On the tedious and joyful process of writing 125 AI evals

written by Graham Knapp on 2025-10-30

I recently wrapped up a piece of work that involved writing 125 individual test cases, or 'evals', for an AI language model.

I can’t share the specific details unfortunately but the process itself was surprising and helped me understand LLMs a little better. It’s a strange task that’s one part coding, one part creative writing, and one part pure quality assurance.

Oh go on then I'll give you some details - these are evals for multimodal vision LLMs on computer use type tasks - doing a short sequence of related tasks using a single piece of software based on a short text prompt with a goal in mind. I wrote the evals in a custom-built environment allowing me to execute the task myself whilst writing the instructions alongside. I've heard multiple people recommend this approach, rather than trying to fit a specific task into an off-the shelf eval building solution.

After writing 125 of them, I’ve formed some strong opinions on the process, what works, and what keeps me sane...

It’s a job of contradictions

The first surprise is that writing evals is not a walk in the park.

One moment, you are buried in the most mind-numbing, repetitive data entry imaginable. The next, you’re trying to craft a perfectly balanced, tricky prompt, and it feels like a genuinely creative puzzle.

I can't just brute-force it. I found you have to get into a flow state, a bit like a good coding session. When you're "in the zone," you can design and write a whole cluster of related test cases, but when you're not, every single one feels like a slog. Sometimes, the only solution is to recognise the tedium has won and just take a break. Usually "the zone" sits just beyond that moment where you want to give up - you have to go through the wall.

The 'Goldilocks' level of complexity

One of the main challenges is getting the complexity right.

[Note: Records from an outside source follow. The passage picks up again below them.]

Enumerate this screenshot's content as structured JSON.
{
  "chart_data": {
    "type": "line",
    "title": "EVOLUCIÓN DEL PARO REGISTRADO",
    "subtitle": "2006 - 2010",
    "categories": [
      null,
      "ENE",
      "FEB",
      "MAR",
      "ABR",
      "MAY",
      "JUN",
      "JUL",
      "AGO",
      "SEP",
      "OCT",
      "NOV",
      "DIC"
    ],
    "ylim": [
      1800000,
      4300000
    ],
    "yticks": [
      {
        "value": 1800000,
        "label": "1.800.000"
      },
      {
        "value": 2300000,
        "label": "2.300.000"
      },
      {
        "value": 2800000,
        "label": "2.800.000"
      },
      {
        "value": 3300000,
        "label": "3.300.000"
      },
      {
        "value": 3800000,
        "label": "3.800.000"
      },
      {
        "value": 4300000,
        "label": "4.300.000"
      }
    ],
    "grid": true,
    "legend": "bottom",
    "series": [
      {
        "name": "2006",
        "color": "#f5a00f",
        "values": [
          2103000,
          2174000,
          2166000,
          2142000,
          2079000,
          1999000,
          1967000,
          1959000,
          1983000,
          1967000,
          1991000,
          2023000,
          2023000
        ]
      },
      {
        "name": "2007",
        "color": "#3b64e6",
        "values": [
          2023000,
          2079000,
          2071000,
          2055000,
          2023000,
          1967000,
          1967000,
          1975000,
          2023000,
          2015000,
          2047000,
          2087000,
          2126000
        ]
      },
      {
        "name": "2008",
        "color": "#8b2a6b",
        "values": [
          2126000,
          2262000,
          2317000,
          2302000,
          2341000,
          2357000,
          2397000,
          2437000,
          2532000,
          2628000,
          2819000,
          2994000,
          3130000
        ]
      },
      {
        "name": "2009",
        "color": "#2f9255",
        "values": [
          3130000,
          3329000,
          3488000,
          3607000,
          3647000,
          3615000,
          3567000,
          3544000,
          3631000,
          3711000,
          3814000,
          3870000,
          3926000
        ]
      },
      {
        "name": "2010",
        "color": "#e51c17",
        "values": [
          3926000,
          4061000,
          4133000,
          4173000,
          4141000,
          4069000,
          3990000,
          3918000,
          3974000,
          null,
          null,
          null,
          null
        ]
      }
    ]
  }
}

Too easy: A test case with just a single step or request is usually too simple. It doesn't represent a real-world, interesting test of the model's capabilities.
Too long: Writing these things takes time and the more steps there are the more opportunities there are to go wrong in the writing. And even I don't have the patience to write dozens of 20-step challenges.

The sweet spot for this specific set of tasks in late 2025 seems to be around 2-5 steps. This is complex enough to be a meaningful test of reasoning and instruction following, but not so complex that you're just setting the model up to fail.

How to stay motivated: humour and precision

Let's be honest: writing your 87th test case on a Tuesday afternoon can be a drag. I found two things help me stay engaged:

First, look for opportunities for fun. I started embedding little jokes, puns, and wordplay into the test cases. Playing with corporate double-speak, using absurd character names, or creating ridiculous scenarios. This kept me interested. It’s more fun to test a model’s ability to "write a professionally-worded email declining an invitation to a mandatory fun-day to synergise core competencies" than something generic.

I also found it helpful to draw on real-life examples with some emotional resonance, either positive or negative. That genuinely infuriating debugging session I had last year? The surprisingly wonderful feedback I got on a project five years ago? These events also make for great, realistic test scenarios because they have a human texture that's hard to invent from scratch, they add variety to the training data as well as keeping me interested.

Second, be ruthlessly precise. This is the QA side of the brain taking over.

On Input: Use copy and paste for any specific terms, names, or phrases. You have to be meticulous. A single typo or spelling variation invalidates the test, because you won't know if the model failed the task or just failed to understand your typo or missed a step which you forgot to write down.
On Output: This is the most critical part. You must be completely unambiguous about the expected output format. Don't just say "summarise this." Say "Summarise this text into a single paragraph of no more than 50 words." If you want JSON, define the exact schema. Any ambiguity in the "correct answer" makes the test case useless, or much harder to automate.

Writing evals for LLMs is a strange discipline. It takes the logic of a software developer, the precision of a technical writer, and the creative spark of someone who needs to invent 125 different poems on a deadline. It's tedious, it's fun, and it's a long way from being automated.